In current clinical studies, the patients are divided into low-, standard- and high-risk groups:
- Depending on the study, healing rates of up to 100% are achieved in the low-risk group (usually WNT-activated). The current efforts are therefore moving in the direction of reducing the intensity of the therapy and thus the negative long-term consequences while confirming the high healing rates.
- In the HIT-SIOP PNET 4 study, in which 340 children and adolescents of the standard-risk group between the ages of four and 21 from several European countries participated, the 5-year survival rate was between 85% and 87% depending on the randomization. Around 78% of the patients remained without relapse for 5 years and are therefore considered to be cured. After a relapse, the prognosis was very poor. Despite intensive treatment, only four of 66 patients were still alive 5 years after a relapse.
- A US study involved 161 patients between the ages of three and 21 with a high-risk profile. Depending on the randomization, half of the patients additionally received carboplatin daily during the radiation. The 5-year survival rate of patients with carboplatin was 82%, those without 68%. The European SIOP PNET 5 study is currently taking place and will run until April 2024, in which an attempt is made to confirm the promising results with carboplatin during irradiation in the standard risk group.

==Epidemiology==
Medulloblastomas affect just under two people per million per year, and affect children 10 times more than adults. Medulloblastoma is the second-most frequent brain tumor in children after pilocytic astrocytoma and the most common malignant brain tumor in children, comprising 14.5% of newly diagnosed brain tumors. In adults, medulloblastoma is rare, comprising fewer than 2% of CNS malignancies.
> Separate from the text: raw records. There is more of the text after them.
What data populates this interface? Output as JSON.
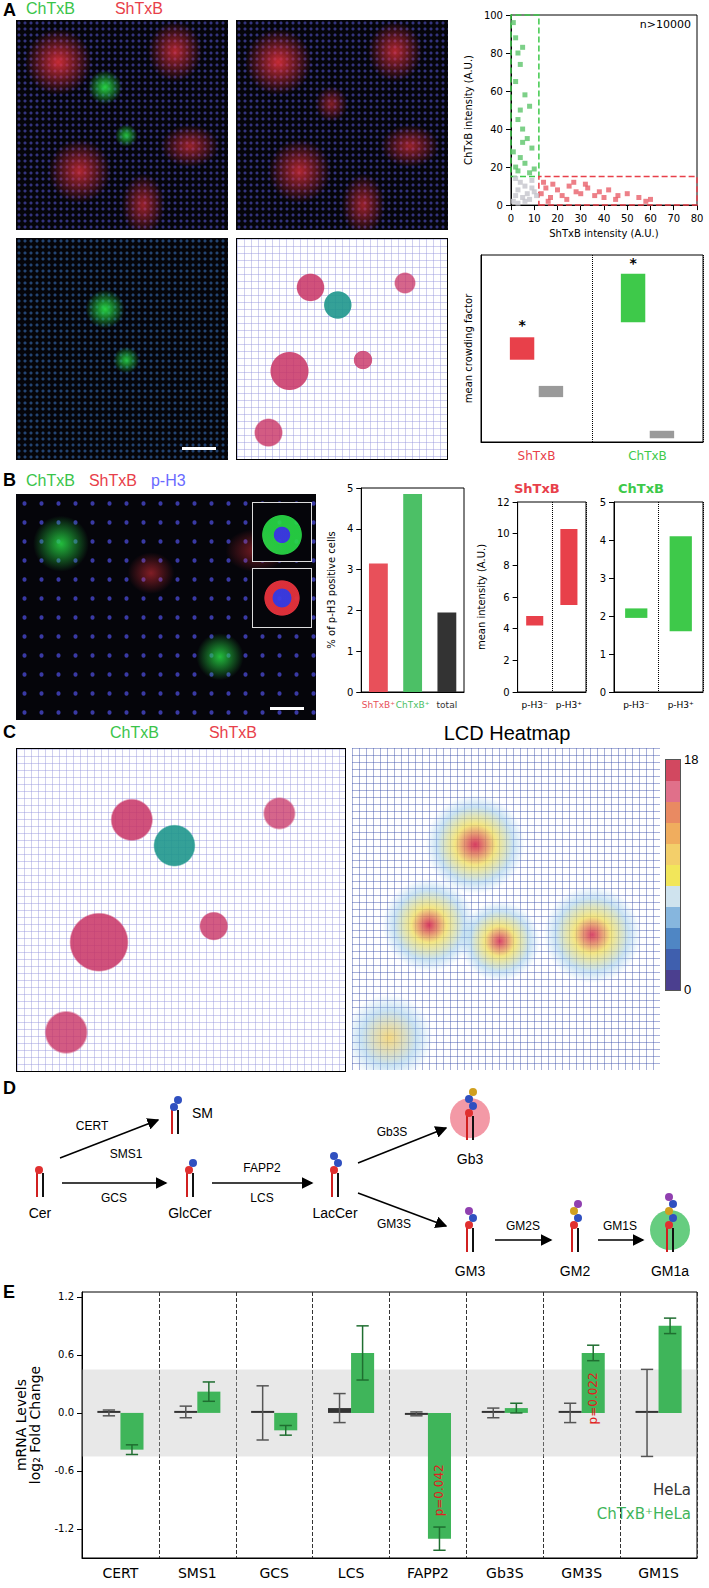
{
  "figure": {
    "panel_labels": [
      "A",
      "B",
      "C",
      "D",
      "E"
    ],
    "A": {
      "image_labels": [
        {
          "text": "ChTxB",
          "color": "#39c44a"
        },
        {
          "text": "ShTxB",
          "color": "#e8404a"
        }
      ]
    },
    "B": {
      "image_labels": [
        {
          "text": "ChTxB",
          "color": "#39c44a"
        },
        {
          "text": "ShTxB",
          "color": "#e8404a"
        },
        {
          "text": "p-H3",
          "color": "#6a6aff"
        }
      ]
    },
    "C": {
      "map_labels": [
        {
          "text": "ChTxB",
          "color": "#39c44a"
        },
        {
          "text": "ShTxB",
          "color": "#e8404a"
        }
      ],
      "heatmap_title": "LCD Heatmap",
      "colorbar": {
        "range": [
          0,
          18
        ],
        "ticks": [
          0,
          18
        ],
        "colors": [
          "#4b3f8f",
          "#3f5fae",
          "#4f86c4",
          "#86b6de",
          "#cfe3ee",
          "#f2e65a",
          "#f3cf6a",
          "#f0ad5e",
          "#e98a62",
          "#e0708a",
          "#d24860"
        ]
      }
    },
    "D": {
      "nodes": [
        "Cer",
        "SM",
        "GlcCer",
        "LacCer",
        "Gb3",
        "GM3",
        "GM2",
        "GM1a"
      ],
      "reactions": [
        {
          "from": "Cer",
          "to": "SM",
          "enzymes": [
            "CERT",
            "SMS1"
          ]
        },
        {
          "from": "Cer",
          "to": "GlcCer",
          "enzymes": [
            "GCS"
          ]
        },
        {
          "from": "GlcCer",
          "to": "LacCer",
          "enzymes": [
            "FAPP2",
            "LCS"
          ]
        },
        {
          "from": "LacCer",
          "to": "Gb3",
          "enzymes": [
            "Gb3S"
          ]
        },
        {
          "from": "LacCer",
          "to": "GM3",
          "enzymes": [
            "GM3S"
          ]
        },
        {
          "from": "GM3",
          "to": "GM2",
          "enzymes": [
            "GM2S"
          ]
        },
        {
          "from": "GM2",
          "to": "GM1a",
          "enzymes": [
            "GM1S"
          ]
        }
      ]
    }
  },
  "chart_data": [
    {
      "type": "scatter",
      "x_label": "ShTxB intensity (A.U.)",
      "y_label": "ChTxB intensity (A.U.)",
      "annotation": "n>10000",
      "xlim": [
        0,
        80
      ],
      "xticks": [
        0,
        10,
        20,
        30,
        40,
        50,
        60,
        70,
        80
      ],
      "ylim": [
        0,
        100
      ],
      "yticks": [
        0,
        20,
        40,
        60,
        80,
        100
      ],
      "series": [
        {
          "color": "#5cc46a",
          "marker": "square",
          "x": [
            1,
            2,
            3,
            4,
            5,
            6,
            8,
            2,
            3,
            5,
            7,
            9,
            1,
            4,
            6,
            2,
            3,
            8,
            5,
            10,
            4
          ],
          "values": [
            96,
            88,
            80,
            74,
            83,
            58,
            52,
            65,
            45,
            40,
            35,
            30,
            28,
            25,
            22,
            20,
            18,
            17,
            33,
            19,
            50
          ]
        },
        {
          "color": "#e8606a",
          "marker": "square",
          "x": [
            13,
            15,
            17,
            20,
            22,
            25,
            28,
            30,
            33,
            36,
            40,
            42,
            45,
            50,
            55,
            58,
            14,
            18,
            24,
            32,
            38,
            46,
            60,
            16,
            27
          ],
          "values": [
            6,
            9,
            4,
            8,
            5,
            10,
            7,
            6,
            9,
            5,
            4,
            8,
            3,
            6,
            4,
            2,
            12,
            11,
            3,
            11,
            7,
            5,
            3,
            2,
            12
          ]
        },
        {
          "color": "#c4c4cc",
          "marker": "square",
          "x": [
            1,
            2,
            3,
            4,
            5,
            6,
            7,
            8,
            9,
            10,
            3,
            6,
            9,
            2,
            11
          ],
          "values": [
            2,
            5,
            8,
            12,
            4,
            10,
            6,
            3,
            13,
            7,
            1,
            2,
            9,
            14,
            5
          ]
        }
      ],
      "gates": [
        {
          "x": [
            0,
            12
          ],
          "y": [
            15,
            100
          ],
          "color": "#3ec94a"
        },
        {
          "x": [
            12,
            80
          ],
          "y": [
            0,
            15
          ],
          "color": "#e8404a"
        }
      ]
    },
    {
      "type": "range",
      "y_label": "mean crowding factor",
      "tick_labels": false,
      "categories": [
        "ShTxB",
        "ChTxB"
      ],
      "ylim": [
        0,
        5
      ],
      "series": [
        {
          "colors": [
            "#e8404a",
            "#3ec94a"
          ],
          "low": [
            2.2,
            3.2
          ],
          "high": [
            2.8,
            4.5
          ]
        },
        {
          "color": "#9a9a9a",
          "low": [
            1.2,
            0.1
          ],
          "high": [
            1.5,
            0.3
          ]
        }
      ],
      "annotations": [
        {
          "text": "*",
          "category": "ShTxB",
          "value": 2.95
        },
        {
          "text": "*",
          "category": "ChTxB",
          "value": 4.6
        }
      ]
    },
    {
      "type": "bar",
      "y_label": "% of p-H3 positive cells",
      "categories": [
        "ShTxB⁺",
        "ChTxB⁺",
        "total"
      ],
      "values": [
        3.15,
        4.85,
        1.95
      ],
      "colors": [
        "#e8505a",
        "#4cc066",
        "#333333"
      ],
      "ylim": [
        0,
        5
      ],
      "yticks": [
        0,
        1,
        2,
        3,
        4,
        5
      ]
    },
    {
      "type": "range",
      "title": "ShTxB",
      "color": "#e8404a",
      "y_label": "mean intensity (A.U.)",
      "categories": [
        "p-H3⁻",
        "p-H3⁺"
      ],
      "ylim": [
        0,
        12
      ],
      "yticks": [
        0,
        2,
        4,
        6,
        8,
        10,
        12
      ],
      "series": [
        {
          "low": [
            4.2,
            5.5
          ],
          "high": [
            4.8,
            10.3
          ]
        }
      ]
    },
    {
      "type": "range",
      "title": "ChTxB",
      "color": "#3ec94a",
      "categories": [
        "p-H3⁻",
        "p-H3⁺"
      ],
      "ylim": [
        0,
        5
      ],
      "yticks": [
        0,
        1,
        2,
        3,
        4,
        5
      ],
      "series": [
        {
          "low": [
            1.95,
            1.6
          ],
          "high": [
            2.2,
            4.1
          ]
        }
      ]
    },
    {
      "type": "bar",
      "y_label": "mRNA Levels\nlog₂ Fold Change",
      "categories": [
        "CERT",
        "SMS1",
        "GCS",
        "LCS",
        "FAPP2",
        "Gb3S",
        "GM3S",
        "GM1S"
      ],
      "series": [
        {
          "name": "HeLa",
          "color": "#333333",
          "values": [
            0,
            0.01,
            0,
            0.05,
            -0.01,
            0,
            0,
            0
          ],
          "errors": [
            0.03,
            0.06,
            0.28,
            0.15,
            0.02,
            0.05,
            0.1,
            0.45
          ]
        },
        {
          "name": "ChTxB⁺HeLa",
          "color": "#3fb55a",
          "values": [
            -0.38,
            0.22,
            -0.18,
            0.62,
            -1.3,
            0.05,
            0.62,
            0.9
          ],
          "errors": [
            0.05,
            0.1,
            0.05,
            0.28,
            0.12,
            0.05,
            0.08,
            0.08
          ]
        }
      ],
      "ylim": [
        -1.5,
        1.25
      ],
      "yticks": [
        -1.2,
        -0.6,
        {
          "value": 0,
          "label": "0.0"
        },
        0.6,
        1.2
      ],
      "shaded_band": [
        -0.45,
        0.45
      ],
      "annotations": [
        {
          "text": "p=0.042",
          "category": "FAPP2",
          "series": "ChTxB⁺HeLa",
          "value": -0.8
        },
        {
          "text": "p=0.022",
          "category": "GM3S",
          "series": "ChTxB⁺HeLa",
          "value": 0.15
        }
      ]
    }
  ]
}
The rate of new cases of childhood medulloblastoma is higher in males (62%) than females (38%), a feature that is not seen in adults. Medulloblastoma and other PNETs are more prevalent in younger children than older children. About 40% of medulloblastoma patients are diagnosed before the age of five, 31% are between the ages of 5 and 9, 18.3% are between the ages of 10 and 14, and 12.7% are between the ages of 15 and 19.

==Research models==
Using gene transfer of SV40 large T-antigen in neuronal precursor cells of rats, a brain tumor model was established. The PNETs were histologically indistinguishable from the human counterparts and have been used to identify new genes involved in human brain tumor carcinogenesis. The model was used to confirm p53 as one of the genes involved in human medulloblastomas, but since only about 10% of the human tumors showed mutations in that gene, the model can be used to identify the other binding partners of SV40 Large T- antigen, other than p53.
In a mouse model, high medulloblastoma frequency appears to be caused by the down regulation of Cxcl3, with Cxcl3 being induced by Tis21. Consistently, the treatment with Cxcl3 completely prevents the growth of medulloblastoma lesions in a Shh-type mouse model of medulloblastoma. Thus, CXCL3 is a target for medulloblastoma therapy.